Helping the most vulnerable in our society, children and their families, is what Christmas is about. But there is another angle to this emphasis of children in Christmas which is important. Not only are we called to help those in need, but when we help our kids understand that Christmas is about helping others, we change the future for the better.
So one last opportunity we highlight today is Operation Cookie Drop…
Let me close with a story. The hymn It Is Well With My Soul was written by Horatio Spafford as a result of tragedy. The Great Chicago fire had devasted his business, but two years later life was beginning to return. It had been hard but things were finally looking up, sort of like our world right now. So the family planned a trip to Europe to celebrate Christmas in 1873. But Horatio was detained by some last minute business. He sent his wife, Anna, ahead with their four daughters planning to come after them and meet them in Paris. But on the way their ship collided with another and sank, only Anna survived. Once she was rescued and brought to Wales she cabled her husband the simple message, “Saved Alone.”
Right before leaving to meet his wife, Horatio said to a friend, “There is one thing this experience is showing me, “I must not lose faith.” On the way to England, the captain summoned him when they passed the place where his daughters drowned. He refused to look down. Instead he looked to heaven and began formulating the words of a hymn, “When peace like a river attendeth my way, when sorrows like sea billows roll, whatever my lot thou hast taught me to say, It is well with my soul.”

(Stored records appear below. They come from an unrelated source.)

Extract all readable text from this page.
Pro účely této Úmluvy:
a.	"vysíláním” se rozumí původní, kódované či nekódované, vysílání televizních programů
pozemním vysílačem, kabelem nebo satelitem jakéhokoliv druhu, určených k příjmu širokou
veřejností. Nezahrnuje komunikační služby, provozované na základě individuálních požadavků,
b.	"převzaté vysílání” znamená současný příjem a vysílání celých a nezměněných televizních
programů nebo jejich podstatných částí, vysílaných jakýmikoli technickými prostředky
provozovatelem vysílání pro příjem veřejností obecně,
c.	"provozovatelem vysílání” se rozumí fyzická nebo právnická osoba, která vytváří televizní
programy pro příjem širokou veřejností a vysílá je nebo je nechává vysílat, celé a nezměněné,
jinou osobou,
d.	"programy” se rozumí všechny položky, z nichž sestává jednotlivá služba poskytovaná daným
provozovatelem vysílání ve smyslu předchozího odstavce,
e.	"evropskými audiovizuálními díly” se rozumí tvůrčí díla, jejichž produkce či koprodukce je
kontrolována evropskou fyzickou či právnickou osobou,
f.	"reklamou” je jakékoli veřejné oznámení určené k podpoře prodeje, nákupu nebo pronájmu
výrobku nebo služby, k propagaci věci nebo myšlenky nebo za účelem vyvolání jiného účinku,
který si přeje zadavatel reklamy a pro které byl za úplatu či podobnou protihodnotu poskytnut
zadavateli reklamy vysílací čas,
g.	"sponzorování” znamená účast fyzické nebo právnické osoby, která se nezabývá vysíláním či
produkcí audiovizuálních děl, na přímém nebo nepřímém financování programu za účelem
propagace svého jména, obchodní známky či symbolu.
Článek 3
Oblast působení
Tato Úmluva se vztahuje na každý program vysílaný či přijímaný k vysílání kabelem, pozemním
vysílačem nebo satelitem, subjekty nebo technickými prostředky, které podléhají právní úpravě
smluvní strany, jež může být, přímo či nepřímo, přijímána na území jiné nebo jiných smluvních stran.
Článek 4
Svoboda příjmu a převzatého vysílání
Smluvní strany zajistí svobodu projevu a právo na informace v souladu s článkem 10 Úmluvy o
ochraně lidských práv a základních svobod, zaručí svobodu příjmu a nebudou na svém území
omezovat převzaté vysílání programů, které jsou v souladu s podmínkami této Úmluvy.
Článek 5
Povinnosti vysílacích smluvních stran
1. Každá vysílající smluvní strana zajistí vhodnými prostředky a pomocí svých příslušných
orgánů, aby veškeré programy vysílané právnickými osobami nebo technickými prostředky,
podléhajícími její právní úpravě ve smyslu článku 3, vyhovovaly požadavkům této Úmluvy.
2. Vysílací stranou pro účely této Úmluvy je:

A few days before Anna had a similar experience. After being rescued she was in utter depression. She wanted to throw herself back into the water when she felt God say to her, “You are spared for a purpose Anna. You have a work to do.”
The Spaffords would have two more children who would live to maturity. Horatio’s business prospered, but they felt called to do something different. Their strong Christian faith led them to move to Jerusalem and begin a mission colony for the poor near Bethlehem. Even though they had strong convictions they were not there to proselytize. They were there to help people regardless of their nationality or faith. They simply wanted to relieve poverty, disease and strife wherever it was found.
Here’s where the story gets really interesting. Because they raised their children in an environment of helping others, after Horatio and Anna died, their daughter Bertha expanded the humanitarian work of her parents helping those shipwrecked by life. One Christmas Eve on the way to Bethlehem to attend services with her family she met a poor family, a husband traveling with his sick wife and their new born baby. She said she felt as if she met Mary, Joseph and the babe. She brought them back to the center to stay but by morning the mother died and the father asked Bertha to take his child. She did, and this began an emphasis of the Spafford center caring for children in need. It became a children’s hospital and after 1948 played a vital role in serving families of all faiths in Jerusalem, Bethlehem and surrounding villages. The Spafford Children’s Center continues to this day caring for children, providing women’s empowerment training, and offering overall support to families.
It’s a beautiful story still being told of how a family absorbed with their own immediate needs and crisis focused on the future, focused on the needs of others, and in raising a child influenced by such example had her own Christmas experience that led to even greater hope. This is often how we find hope for ourselves, that look beyond, we look ahead, we act now in ways that will bless those far beyond the horizon we see and experience the miracle of Christmas to bring a light that never dims.